Il me semble avoir compris ce que souhaitait la romancière: que les gens se montrent plus ouverts, plus tolérants, acceptent ce qu'ils ne peuvent pas toujours expliquer. Pour moi, elle ne parle pas seulement d'accepter qu'il puisse y avoir quelque chose après la mort, mais aussi d'être ouvert dans la vie quotidienne, de ne pas agresser ses semblables, etc. Je partage son opinion. Les choses seraient plus simples et plus sereines si elles se faisaient dans la bonne humeur et l'écoute de chacun.

Je suis de ceux qui, malgré un esprit très rationnel, ne ferment pas la porte à ce qui ne peut pas s'expliquer. Je pense que certaines personnes peuvent effectivement avoir des signes de l'au-delà, ou prévoir certains événements, ou avoir des intuitions quant à ceux qu'ils côtoient. Cependant, il m'a semblé que Frédérique Deghelt en faisait trop. Elle dit qu'il ne faut pas tomber dans les clichés inventés par les livres ou films d'épouvante, mais elle le fait. Le passage du «désenvoûtement» ressemble à un exorcisme. En outre, le fait que Gabrielle sente une odeur fleurie à chaque fois qu'elle doit communiquer avec l'au-delà est également une sorte de topos du genre. Bien sûr, cette odeur signale la présence de quelqu'un qui aide l'héroïne, mais pourquoi ne pourrait-elle pas, tout simplement, voir la personne?

D'autre part, la romancière insiste: lorsqu'on guérit ou qu'on accompagne vers la mort, on est submergé d'amour, et surtout, lorsqu'on veut chasser un esprit maléfique, il faut lui envoyer des tonnes d'amour, ne penser qu'à de l'amour, c'est ce qui le contrera le mieux. C'est une idée qui me paraît également très clichée et que j'aurais comprise dans un roman Harlequin.

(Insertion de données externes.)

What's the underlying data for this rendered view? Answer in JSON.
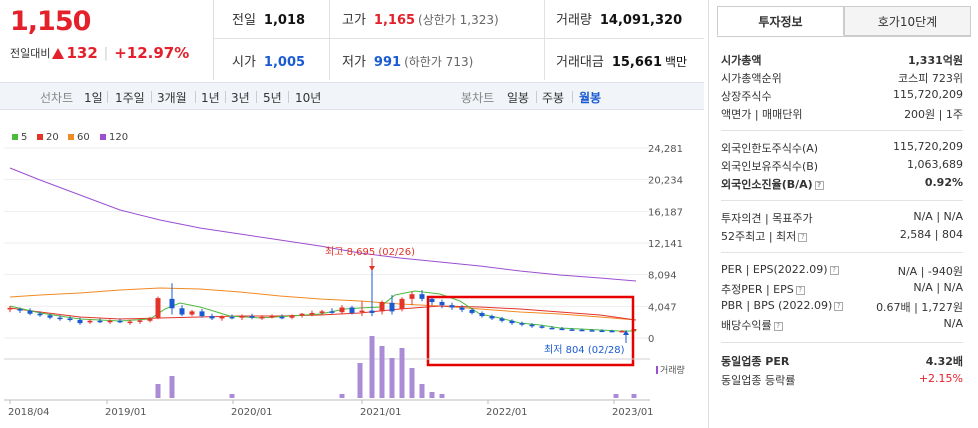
{
  "price": {
    "current": "1,150",
    "change_label": "전일대비",
    "change_amount": "132",
    "change_pct": "+12.97%"
  },
  "quote": {
    "prev": {
      "label": "전일",
      "value": "1,018"
    },
    "high": {
      "label": "고가",
      "value": "1,165",
      "sub": "(상한가 1,323)"
    },
    "volume": {
      "label": "거래량",
      "value": "14,091,320"
    },
    "open": {
      "label": "시가",
      "value": "1,005"
    },
    "low": {
      "label": "저가",
      "value": "991",
      "sub": "(하한가 713)"
    },
    "amount": {
      "label": "거래대금",
      "value": "15,661",
      "unit": "백만"
    }
  },
  "toolbar": {
    "line_label": "선차트",
    "periods": [
      "1일",
      "1주일",
      "3개월",
      "1년",
      "3년",
      "5년",
      "10년"
    ],
    "candle_label": "봉차트",
    "candle_options": [
      "일봉",
      "주봉",
      "월봉"
    ],
    "active_candle": "월봉"
  },
  "chart": {
    "legend": [
      {
        "label": "5",
        "color": "#4cbb3c"
      },
      {
        "label": "20",
        "color": "#e4342a"
      },
      {
        "label": "60",
        "color": "#f08a24"
      },
      {
        "label": "120",
        "color": "#9b4fd1"
      }
    ],
    "y_ticks": [
      "24,281",
      "20,234",
      "16,187",
      "12,141",
      "8,094",
      "4,047",
      "0"
    ],
    "x_ticks": [
      "2018/04",
      "2019/01",
      "2020/01",
      "2021/01",
      "2022/01",
      "2023/01"
    ],
    "high_annotation": "최고 8,695 (02/26)",
    "low_annotation": "최저 804 (02/28)",
    "volume_label": "거래량"
  },
  "chart_data": {
    "type": "candlestick",
    "interval": "monthly",
    "y_ticks": [
      24281,
      20234,
      16187,
      12141,
      8094,
      4047,
      0
    ],
    "x_ticks": [
      "2018/04",
      "2019/01",
      "2020/01",
      "2021/01",
      "2022/01",
      "2023/01"
    ],
    "annotations": [
      {
        "label": "최고",
        "value": 8695,
        "date": "02/26"
      },
      {
        "label": "최저",
        "value": 804,
        "date": "02/28"
      }
    ],
    "series": [
      {
        "name": "5",
        "color": "#4cbb3c"
      },
      {
        "name": "20",
        "color": "#e4342a"
      },
      {
        "name": "60",
        "color": "#f08a24"
      },
      {
        "name": "120",
        "color": "#9b4fd1"
      }
    ]
  },
  "panel": {
    "tabs": [
      "투자정보",
      "호가10단계"
    ],
    "rows1": [
      {
        "label": "시가총액",
        "value": "1,331억원",
        "bold": true
      },
      {
        "label": "시가총액순위",
        "value": "코스피 723위"
      },
      {
        "label": "상장주식수",
        "value": "115,720,209"
      },
      {
        "label": "액면가 | 매매단위",
        "value": "200원 | 1주"
      }
    ],
    "rows2": [
      {
        "label": "외국인한도주식수(A)",
        "value": "115,720,209"
      },
      {
        "label": "외국인보유주식수(B)",
        "value": "1,063,689"
      },
      {
        "label": "외국인소진율(B/A)",
        "value": "0.92%",
        "bold": true
      }
    ],
    "rows3": [
      {
        "label": "투자의견 | 목표주가",
        "value": "N/A | N/A"
      },
      {
        "label": "52주최고 | 최저",
        "value": "2,584 | 804"
      }
    ],
    "rows4": [
      {
        "label": "PER | EPS(2022.09)",
        "value": "N/A | -940원"
      },
      {
        "label": "추정PER | EPS",
        "value": "N/A | N/A"
      },
      {
        "label": "PBR | BPS (2022.09)",
        "value": "0.67배 | 1,727원"
      },
      {
        "label": "배당수익률",
        "value": "N/A"
      }
    ],
    "rows5": [
      {
        "label": "동일업종 PER",
        "value": "4.32배",
        "bold": true
      },
      {
        "label": "동일업종 등락률",
        "value": "+2.15%",
        "red": true
      }
    ]
  }
}
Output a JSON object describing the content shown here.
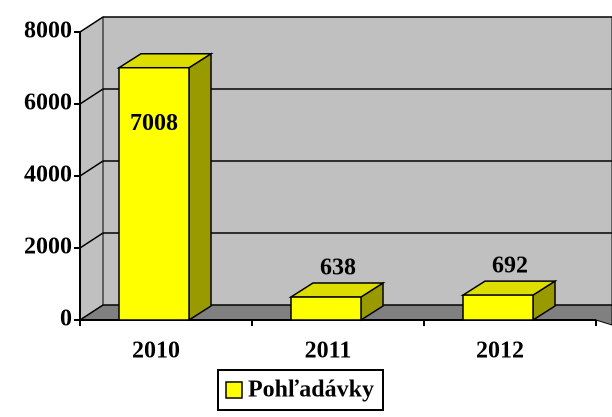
{
  "chart_data": {
    "type": "bar3d",
    "categories": [
      "2010",
      "2011",
      "2012"
    ],
    "series": [
      {
        "name": "Pohľadávky",
        "color": "#ffff00",
        "values": [
          7008,
          638,
          692
        ]
      }
    ],
    "ylim": [
      0,
      8000
    ],
    "yticks": [
      0,
      2000,
      4000,
      6000,
      8000
    ],
    "grid": true,
    "legend": "bottom"
  }
}
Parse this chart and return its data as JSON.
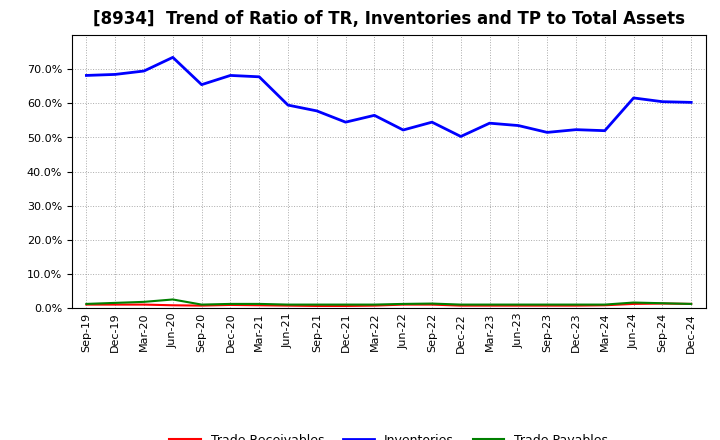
{
  "title": "[8934]  Trend of Ratio of TR, Inventories and TP to Total Assets",
  "x_labels": [
    "Sep-19",
    "Dec-19",
    "Mar-20",
    "Jun-20",
    "Sep-20",
    "Dec-20",
    "Mar-21",
    "Jun-21",
    "Sep-21",
    "Dec-21",
    "Mar-22",
    "Jun-22",
    "Sep-22",
    "Dec-22",
    "Mar-23",
    "Jun-23",
    "Sep-23",
    "Dec-23",
    "Mar-24",
    "Jun-24",
    "Sep-24",
    "Dec-24"
  ],
  "inventories": [
    0.682,
    0.685,
    0.695,
    0.735,
    0.655,
    0.682,
    0.678,
    0.595,
    0.578,
    0.545,
    0.565,
    0.522,
    0.545,
    0.503,
    0.542,
    0.535,
    0.515,
    0.523,
    0.52,
    0.616,
    0.605,
    0.603
  ],
  "trade_receivables": [
    0.01,
    0.01,
    0.01,
    0.008,
    0.007,
    0.009,
    0.008,
    0.007,
    0.006,
    0.006,
    0.007,
    0.01,
    0.01,
    0.007,
    0.007,
    0.007,
    0.007,
    0.007,
    0.008,
    0.012,
    0.013,
    0.012
  ],
  "trade_payables": [
    0.012,
    0.015,
    0.018,
    0.025,
    0.01,
    0.012,
    0.012,
    0.01,
    0.01,
    0.01,
    0.01,
    0.012,
    0.013,
    0.01,
    0.01,
    0.01,
    0.01,
    0.01,
    0.01,
    0.016,
    0.014,
    0.012
  ],
  "ylim": [
    0.0,
    0.8
  ],
  "yticks": [
    0.0,
    0.1,
    0.2,
    0.3,
    0.4,
    0.5,
    0.6,
    0.7
  ],
  "color_inventories": "#0000FF",
  "color_trade_receivables": "#FF0000",
  "color_trade_payables": "#008000",
  "background_color": "#FFFFFF",
  "grid_color": "#AAAAAA",
  "title_fontsize": 12,
  "legend_fontsize": 9,
  "axis_fontsize": 8
}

Notre héroïne n'exerce pleinement son don qu'au moment où elle accepte qu'elle l'a. C'est logique: elle est plus réceptive. Ensuite, l'auteur montre l'éventail des réactions de son entourage. Je trouve celle de son mari assez excessive. Elle est préparée, car Gabrielle est sûre qu'il ne la croira pas, mais il me semble que Frédérique Deghelt pousse les choses un peu loin. Comment Gabrielle a-t-elle pu rester si longtemps avec quelqu'un de si étroit d'esprit? Elle explique cela par le fait qu'après avoir pris pleinement conscience de son don, elle se penche sur sa vie, l'examine, en comprend les failles. Il est logique de changer après un événement important, mais j'ai du mal à croire que l'héroïne ait été à ce point aveugle quant à son mari...

À un moment, Francesca explique qu'elle préfère croire qu'il y a quelque chose après la mort, et que si elle découvre qu'elle a raison, c'est tant mieux. Je préfère penser qu'il n'y a rien, et que si j'ai tort, c'est tant mieux. En effet, il vaut mieux se rendre compte qu'on a tort alors que ce qu'on pensait était négatif plutôt que l'inverse.

Je suis assez d'accord avec ce que l'auteur dit de la religion qui prône des croyances balisées, des façons de penser desquelles on ne peut pas sortir.

J'ai été déçue de ne pas obtenir certaines réponses, à la fin. En outre, j'ai trouvé la toute fin trop convenue.

Éditeur: Actes Sud.
La version audio que j'ai entendue a été enregistrée par Martine Moinat pour la Bibliothèque Sonore Romande.